I'm going to solve this by factoring, so I'm looking for two numbers that multiply to positive 3. I know that that is going to be 1 and 3 or negative 1 and negative 3. Since they also need to add to 4, I know that my two values are going to be positive 1 and positive 3. So I can write this in factored form as x plus 1 times x plus 3 is equal to 0. Using my zero-product property of multiplication, I can write two equations and solve them for x. So I find that x is equal to negative 1, and x is equal to negative 3.

So I'm going to use these two values on my number line to create some intervals. So I know that because I have a strictly greater than inequality symbol, I'm going to use open circles over negative 1 and negative 3. So I'm going to pick a test value within each interval and substitute it into my inequality to see which will yield true statements. So for this first interval, I'm going to pick negative 4. Then, I'll use negative 2 and then, finally, 0.
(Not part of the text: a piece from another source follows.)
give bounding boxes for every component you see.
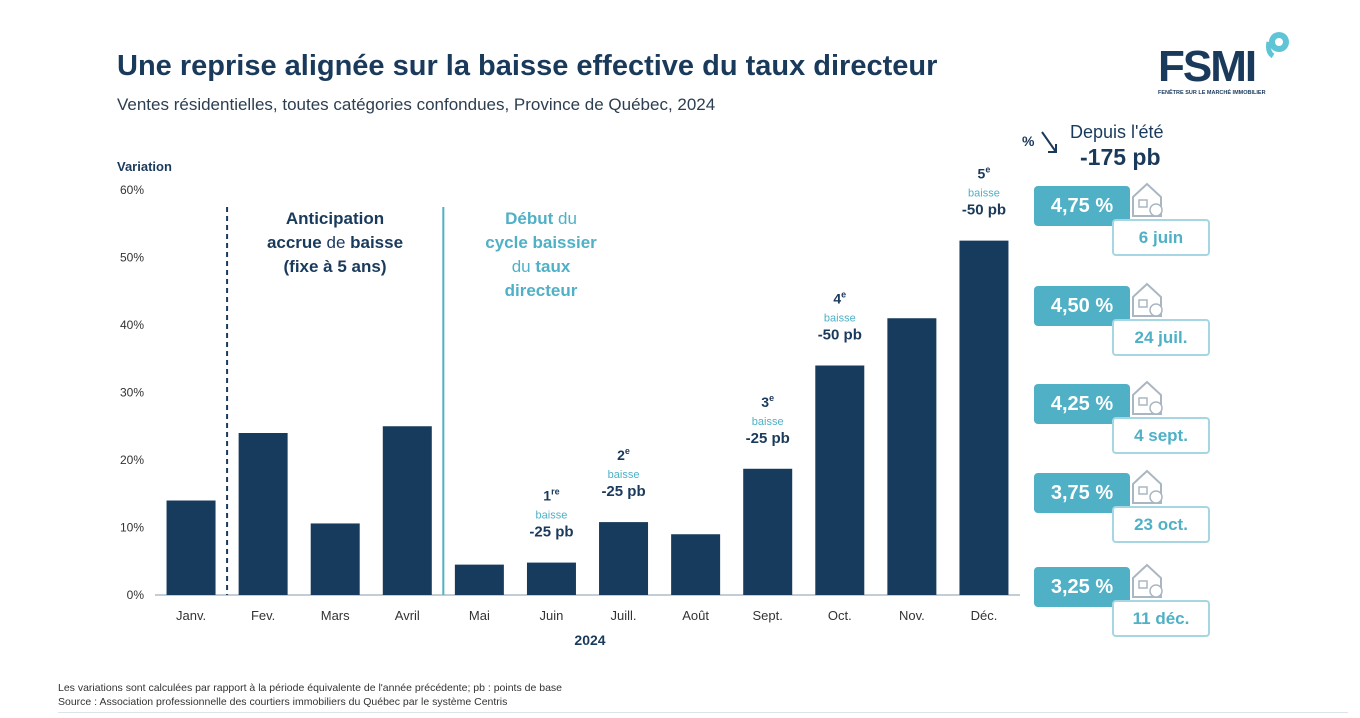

So substituting negative 4, negative 4 squared plus 4 times negative 4, is that greater than negative 3? Simplifying, I have 16 minus 16, which is 0. And 0 is greater than negative 3, so I know that my first interval is a part of my solution region. Then, I'm going to test the point, negative 2, by substituting negative 2 into my inequality. Negative 2 squared is 4. This will give me minus 8. 4 minus 8 is negative 4, which is not greater than negative 3, so I know that my second point, negative 2, is not part of my solution.

And finally, my last value 0-- 0 squared is zero plus 0. 0 is greater than negative 3, so I know that my last test value works. So negative 2 was not in my solution region, but negative 4 and 0 were. And so I know that this interval that is greater than negative 1 and this interval that is less than negative 3 represent my solution region.

So finally, let's review how we can write our answer in either set notation or interval notation. Our first example is represented by this shaded region on the number line. And so in set notation, we would write that as all x values, such that x is greater than or equal to negative 5 and less than or equal to negative 1. And in interval notation, we would use square braces with the values of negative 5 to negative 1 included in the interval.

Our second example had a number line with these two shaded regions for our solution. So in set notation, we would write this as all x values, such that x is less than negative 3 or greater than negative 1. And in interval notation, we would write it as the union of two intervals, using curved parentheses, from negative infinity to negative 3 and from negative 1 to positive infinity.

So let's go over our key points from today. The solution to a quadratic inequality is a range of x values that make the inequality statement true. And the process for solving a quadratic inequality is one, solve as an equation set equal to 0; two, use solutions to the equation to create intervals on a number line; three, choose a test value that falls within each interval on the number line; and four, plug each test value into the inequality to identify the solution regions.

So I hope that these key points and examples helped you understand a little bit more about quadratic inequalities. Keep using your notes and keep on practicing, and soon, you'll be a pro. Thanks for watching.